Training Principles, Part Five - Principles Of Exercise Science Con’t

By James Walker CCS, STM, BioSig, Master Trainer

Training principles of exercise science con’t…

16. Reps and Sets Relationship – reps and sets have an inverse relationship, fewer reps require more sets while more reps require fewer sets.

·      In part this based on the motor learning principle of “repeated effort”- when learning a new skill, task, or lesson the more times it is repeated the easier it is to remember or to perform.

·      Consequently this “repeated effort” or practice will increase the number of times that the particular muscle fiber type and its corresponding energy system gets used thereby making future efforts easier and the muscle more conditioned.

·      e.g., motor skill of riding a bike or learning a different language or exercise, the more the effort is repeated the greater the learning capacity.

17. Super Compensation – the amount of time required for the body to fully recover from the previous workout or workouts.

·      There should be full recovery prior to repeating the same muscle workout for the best gains.

·      This will result in strength increases of 1-2% or by 1-2 repetitions each week.

·      Optimal increases will not occur with out the proper rest, recovery, and regeneration.

                                                                                                                                                                                                                              18. Technique and Posture – proper form and posture are necessary for correct muscle recruitment and optimal strength gains.
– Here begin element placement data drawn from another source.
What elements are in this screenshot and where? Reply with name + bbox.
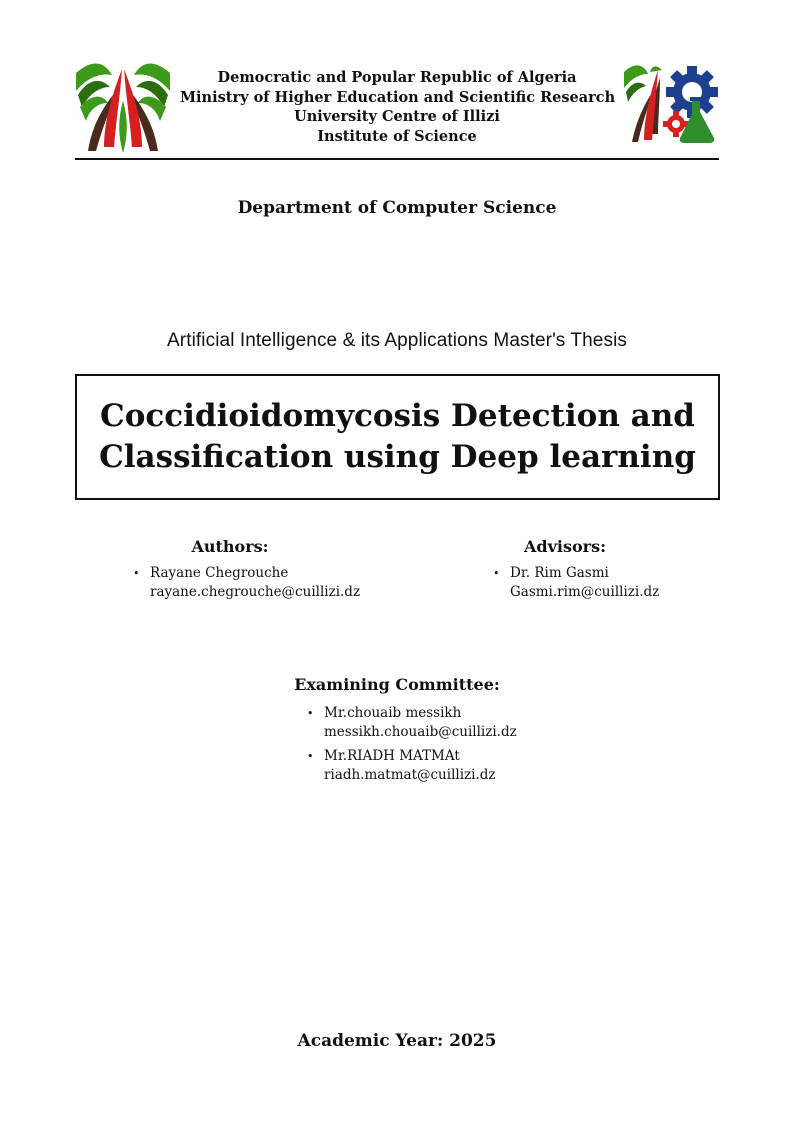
list-item xyxy=(493,564,659,602)
advisors-list xyxy=(493,564,659,607)
header-divider xyxy=(75,158,719,160)
author-name: Rayane Chegrouche xyxy=(150,565,289,581)
bullet-icon: • xyxy=(133,567,140,580)
bullet-icon: • xyxy=(493,567,500,580)
advisor-name: Dr. Rim Gasmi xyxy=(510,565,609,581)
committee-member-name: Mr.RIADH MATMAt xyxy=(324,748,460,764)
header-line-university: University Centre of Illizi xyxy=(294,108,500,125)
header-line-country: Democratic and Popular Republic of Algeria xyxy=(217,69,577,86)
advisor-email: Gasmi.rim@cuillizi.dz xyxy=(510,584,660,600)
thesis-title-line: Coccidioidomycosis Detection and xyxy=(100,398,695,434)
list-item xyxy=(133,564,360,602)
program-name: Artificial Intelligence & its Applications Master's Thesis xyxy=(167,330,627,351)
header-line-institute: Institute of Science xyxy=(317,127,477,145)
list-item xyxy=(307,747,517,785)
list-item xyxy=(307,704,517,742)
committee-heading: Examining Committee: xyxy=(294,675,500,694)
institution-header xyxy=(180,68,614,146)
university-logo xyxy=(74,55,172,155)
committee-list xyxy=(307,704,517,790)
advisors-heading: Advisors: xyxy=(524,537,606,556)
thesis-title-box xyxy=(75,374,720,500)
committee-member-email: messikh.chouaib@cuillizi.dz xyxy=(324,724,517,740)
committee-member-email: riadh.matmat@cuillizi.dz xyxy=(324,767,496,783)
department-name: Department of Computer Science xyxy=(237,198,557,218)
institute-logo xyxy=(622,60,720,144)
authors-list xyxy=(133,564,360,607)
bullet-icon: • xyxy=(307,750,314,763)
academic-year: Academic Year: 2025 xyxy=(297,1031,497,1051)
bullet-icon: • xyxy=(307,707,314,720)
authors-heading: Authors: xyxy=(191,537,269,556)
author-email: rayane.chegrouche@cuillizi.dz xyxy=(150,584,361,600)
thesis-title-line: Classification using Deep learning xyxy=(99,439,696,475)
thesis-title xyxy=(99,396,696,478)
header-line-ministry: Ministry of Higher Education and Scientific Research xyxy=(180,88,616,106)
committee-member-name: Mr.chouaib messikh xyxy=(324,705,462,721)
·      If a movement cannot be performed with the correct technique, form, and posture it should be stopped.

·      An assessment should be made to determine the reason, so that the necessary corrections can be made.

·      Remember correct technique and posture will optimize neural drive to the correct muscles and will prevent faulty muscle recruitment patterns.

·      E.g., excessive forward lean vs. upright torso in the squat, or treadmill vs. running outside.

19. Tempo-is the pace, rhythm, and time required for each repetition.

·      Planned tempo use will ensure correct muscle fiber and energy system recruitment, and will reduce injury and faulty motor patterns.

·      Tempo is usually expressed in counts e.g., 302, 301, 30X or 402, 401, 40X, or 502, 501, 50X, that are normal but may be 31X, 512, 911 counts.

·      The first number represents the negative (eccentric) phase of the rep, usually expressed in a 2-9 range.

·      The second number usually represents the midway point, usually expressed in a 0-2 range.

·      The last number represents the positive (concentric) phase, usually expressed in a X-2 range.

·      e.g., a 302 tempo for an arm curl, starting position at the bottom with the weight in front of thigh, a 2 count is performed while the weight is curled up to the shoulders, a 0 pause at the top or midway position,  a 3 count is done while lowering the weight to the start.